Let m denotes the number of ways in which 5 boys and 5 girls can be arranged in a line alternately and n denotes the number of ways in which 5 boys and 5 girls an be arranged in a circle so that no two boys are together . If m= kn then the value of k is :

To solve the problem, we need to calculate the values of \( m \) and \( n \) and then find the value of \( k \) such that \( m = k \cdot n \). ### Step 1: Calculate \( m \) \( m \) is the number of ways to arrange 5 boys and 5 girls in a line alternately. 1. **Arrange the boys**: There are 5 boys, and they can be arranged in \( 5! \) ways. 2. **Arrange the girls**: Similarly, the 5 girls can also be arranged in \( 5! \) ways. 3. **Alternating arrangement**: The arrangement can start with a boy or a girl.

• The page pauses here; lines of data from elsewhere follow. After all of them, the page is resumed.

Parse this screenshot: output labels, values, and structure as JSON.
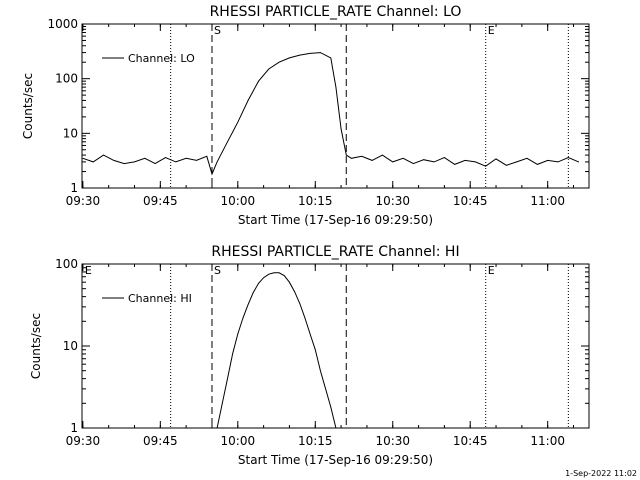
{
  "chart_data": [
    {
      "type": "line",
      "title": "RHESSI PARTICLE_RATE Channel: LO",
      "xlabel": "Start Time (17-Sep-16 09:29:50)",
      "ylabel": "Counts/sec",
      "y_scale": "log",
      "ylim": [
        1,
        1000
      ],
      "xlim": [
        "09:29:50",
        "11:08:00"
      ],
      "x_ticks": [
        "09:30",
        "09:45",
        "10:00",
        "10:15",
        "10:30",
        "10:45",
        "11:00"
      ],
      "y_ticks": [
        "1",
        "10",
        "100",
        "1000"
      ],
      "legend": "top-left",
      "grid": false,
      "series": [
        {
          "name": "Channel: LO",
          "x": [
            "09:30",
            "09:32",
            "09:34",
            "09:36",
            "09:38",
            "09:40",
            "09:42",
            "09:44",
            "09:46",
            "09:48",
            "09:50",
            "09:52",
            "09:54",
            "09:55",
            "09:56",
            "09:58",
            "10:00",
            "10:02",
            "10:04",
            "10:06",
            "10:08",
            "10:10",
            "10:12",
            "10:14",
            "10:16",
            "10:18",
            "10:19",
            "10:20",
            "10:21",
            "10:22",
            "10:24",
            "10:26",
            "10:28",
            "10:30",
            "10:32",
            "10:34",
            "10:36",
            "10:38",
            "10:40",
            "10:42",
            "10:44",
            "10:46",
            "10:48",
            "10:50",
            "10:52",
            "10:54",
            "10:56",
            "10:58",
            "11:00",
            "11:02",
            "11:04",
            "11:06"
          ],
          "values": [
            3.5,
            3.0,
            4.0,
            3.2,
            2.8,
            3.0,
            3.5,
            2.8,
            3.6,
            3.0,
            3.5,
            3.2,
            3.8,
            1.8,
            3.0,
            7,
            16,
            40,
            90,
            150,
            200,
            240,
            270,
            290,
            300,
            240,
            70,
            12,
            4,
            3.5,
            3.8,
            3.2,
            4.0,
            3.0,
            3.5,
            2.8,
            3.3,
            3.0,
            3.6,
            2.7,
            3.2,
            3.0,
            2.5,
            3.4,
            2.6,
            3.0,
            3.5,
            2.7,
            3.2,
            3.0,
            3.6,
            3.0
          ]
        }
      ],
      "vlines": {
        "dashed": [
          "09:55",
          "10:21"
        ],
        "dotted": [
          "09:47",
          "10:48",
          "11:04"
        ]
      },
      "markers": [
        {
          "label": "S",
          "at": "09:55"
        },
        {
          "label": "E",
          "at": "10:48"
        }
      ]
    },
    {
      "type": "line",
      "title": "RHESSI PARTICLE_RATE Channel: HI",
      "xlabel": "Start Time (17-Sep-16 09:29:50)",
      "ylabel": "Counts/sec",
      "y_scale": "log",
      "ylim": [
        1,
        100
      ],
      "xlim": [
        "09:29:50",
        "11:08:00"
      ],
      "x_ticks": [
        "09:30",
        "09:45",
        "10:00",
        "10:15",
        "10:30",
        "10:45",
        "11:00"
      ],
      "y_ticks": [
        "1",
        "10",
        "100"
      ],
      "legend": "top-left",
      "grid": false,
      "series": [
        {
          "name": "Channel: HI",
          "x": [
            "09:56",
            "09:57",
            "09:58",
            "09:59",
            "10:00",
            "10:01",
            "10:02",
            "10:03",
            "10:04",
            "10:05",
            "10:06",
            "10:07",
            "10:08",
            "10:09",
            "10:10",
            "10:11",
            "10:12",
            "10:13",
            "10:14",
            "10:15",
            "10:16",
            "10:17",
            "10:18",
            "10:19"
          ],
          "values": [
            1,
            2,
            4,
            8,
            14,
            22,
            32,
            45,
            58,
            68,
            75,
            78,
            78,
            72,
            60,
            46,
            33,
            22,
            14,
            9,
            5,
            3,
            1.8,
            1
          ]
        }
      ],
      "vlines": {
        "dashed": [
          "09:55",
          "10:21"
        ],
        "dotted": [
          "09:47",
          "10:48",
          "11:04"
        ]
      },
      "markers": [
        {
          "label": "E",
          "at": "09:30"
        },
        {
          "label": "S",
          "at": "09:55"
        },
        {
          "label": "E",
          "at": "10:48"
        }
      ]
    }
  ],
  "timestamp": "1-Sep-2022 11:02"
}
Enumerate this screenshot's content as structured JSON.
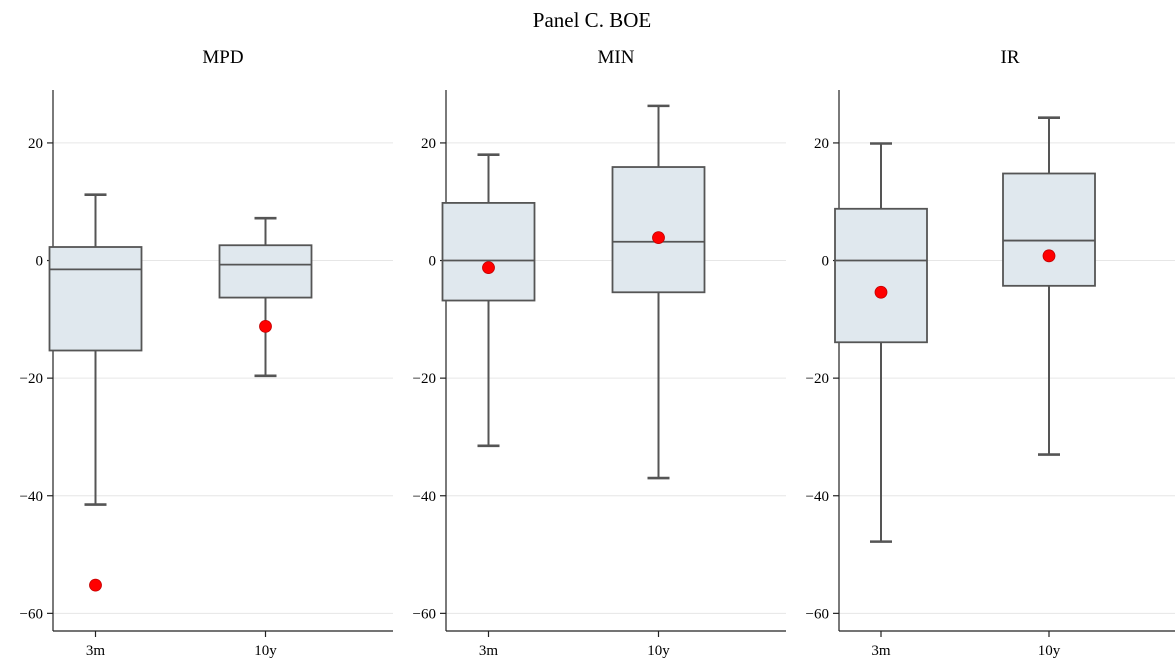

Therefore, we have two cases: - Case 1: Boy first (BGBGBGBGBG) - Case 2: Girl first (GBGBGBGBGB) Thus, the total number of arrangements is: \[ m = 5! \times 5! + 5! \times 5! = 2 \times 5! \times 5! \] ### Step 2: Calculate \( n \) \( n \) is the number of ways to arrange 5 boys and 5 girls in a circle such that no two boys are together. 1. **Arrange the girls in a circle**: When arranging \( n \) objects in a circle, the number of arrangements is \( (n-1)! \). Hence, for 5 girls, the arrangements are: \[ 4! \text{ (since we fix one girl to break the circular symmetry)} \] 2. **Place the boys**: Once the girls are arranged, there are 5 gaps between them where boys can be placed. Since no two boys can be together, we can place one boy in each gap. The boys can be arranged in these gaps in \( 5! \) ways. Thus, the total number of arrangements is: \[ n = 4! \times 5! \] ### Step 3: Relate \( m \) and \( n \) We have: \[ m = 2 \times 5! \times 5! \] \[ n = 4! \times 5! \] Now we need to find \( k \) such that: \[ m = k \cdot n \] Substituting the values of \( m \) and \( n \): \[ 2 \times 5! \times 5! = k \cdot (4! \times 5!) \] ### Step 4: Simplify the equation We can cancel \( 5! \) from both sides: \[ 2 \times 5! = k \cdot 4! \] Now, substituting \( 4! = 24 \): \[ 2 \times 120 = k \cdot 24 \] \[ 240 = k \cdot 24 \] ### Step 5: Solve for \( k \) Now, divide both sides by 24: \[ k = \frac{240}{24} = 10 \] ### Final Answer The value of \( k \) is: \[ \boxed{10} \]